Measures of Central Tendency. Flashcards
Once we have collected our data, what do we need to do with it?
It needs to be summarised and analysed.
What must the summary of our data be?
- Fair
- Useful
- Not Misleading
When we summarise data we must present it with the least amount of _____.
Ambiguity.
What is the trouble with summarising data?
The act of summarising inevitably results in distortions.
Clearly Summarising Data consists of 2 things, name them.
- Measures of Central Tendency
2. Measures of Dispersion.
The measure of central tendency is where we refer to the _____ value in a data ____ in some way.
Central Value, Data Set.
What measure does this refer to?
-To what extent do the values in a data set tend to vary around the central or typical value.

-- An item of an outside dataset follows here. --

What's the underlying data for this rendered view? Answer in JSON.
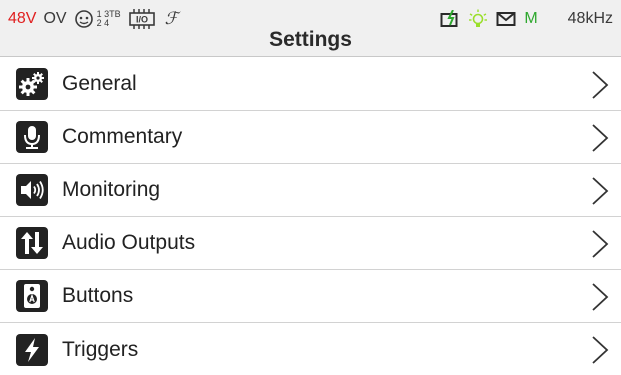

The Measure of Dispersion.
Name the 3 measures of Central Tendency.
- Mean
- Mode
- Median.
What is the mean also known as?
The average.
How do we calculate the mean (average)?
- Add up all the values in the data set
- Then divide by the number of values in the data set.
We calculate the mean to how many decimal points?
2 :)
Sum of all the scores
__________________ = the _____.
Number of scores
Mean.
What is the symbol for the mean?
X bar = x̄
What is the notation for the formula to calculate the mean?
x̄ =∑x
_____
N
∑x
What does this symbol mean?
Add up all the values in the data set.
N
What does this mean?
(Divide by) The total number of values .
What are the Pros of the mean?
- Powerful Statistic which is used in estimating population parameters
- Most Sensitive
- Most Accurate
Why is the mean the most sensitive and accurate?
Because it works at an interval level of measurement.
What are the cons of the mean?
- You can get funny numbers eg. 2.4 children
- Sensitive therefore easily distorted (by an outlier).
In a data set, what can the mean be distorted by?
An outlier.
What is an outlier?
A value that is lots higher or lower than the other data which distorts the mean.
What is meant when we say that the mean is distorted?
It is not representative of the data set.
What measure of central tendency gets around the main disadvantage of the mean, regarding the effect of extreme values?
The Median.
What is the median?
The central (middle) value in a data set.
The median is easy to find in ___ numbered data sets.
Odd.
In order to find the median, what must we do first?
Put the data set in numerical order.
The bigger the data set, the harder it becomes to find the ______. It is more _____ consuming. What is used the help find the median position for big data sets?
Median.
Time.
A formula.
What is the formula for finding the median position (k)?
K= N + 1
________
2
When we calculate the median we need to have our data in ________ ___________.
Numerical Order.
If there is an even number of numbers in the data set, where will the median position be?
It will be midway between 2 numbers.
True or False?
Regardless of odd or even numbered data set we use the same formula to get the median position.
True.
In an even numbered data set, once we have found the data position what do we have to do?
Find the two numbers that the median position is between and then fins the average of these 2 numbers.
If the median position is 4.5, where will the median position be?
Midway between 4 and 5.
What is a Pro of The Median?
It is unaffected by extreme values in one direction, therefore it is better for use with “skewed distributions”.
Normally distributed data is best suited to the _____ and is in a classic ____- _____ curve.
Mean.
Bell-shaped curve.
What measure of central tendency is best for data with a skewed distribution?
The median.
What are the cons of the median?
- Doesn’t take into account exact distances between values
- We can’t use this measure in estimates of population parameters
- Can be unrepresentative in small data sets.
Aside from the mean and median, name the third measure of central tendency.
The mode.
We can’t calculate an average or a median with ____ data. So what measure of central tendency is often used?
Nominal. The mode.
What is the mode?
The value that occurs most often/ is the most frequent :)
The mode is the most _____ occurring _______.
Frequently, Category.
The mode is sometimes referred to as what?
The modal value.
1, 2, 3, 4, 4, 4, 4, 5.
What is the mode?
4 :)
1, 2 ,3 ,4, 5.
What is the mode?
There is no (single) mode- They are all equally frequent.
If there are 2 modes in a data set, what is this known as?
Bimodal.
Nominal values are ________.
Categories.
What is the typical measure of central tendency for nominal data?
The Mode.
The ____ can also help avoid instances such as 2.4 children in ______ data at ______ levels of measurement.
Mode, discrete, higher.
What are the pros of the mode?
- Shows the most frequent, or typical value in a data set
- Unaffected by extreme values in one direction
- Can sometimes be informative when scale is discrete (2.4 children).
What are the cons of the mode?
- Doesn’t take into account the exact distances between values.
- Can’t be used in estimates of population parameters
- Not really useful for small datasets
- Bimodal distributions can occur.
For what scales can the mean be used for?
Interval or Ratio.
For what scales can the median be used for?
Ordinal, (interval or ratio if more appropriate than mean).
For what scales can the mode be used for?
Nominal (Ordinal, interval, ratio if more appropriate than other measures).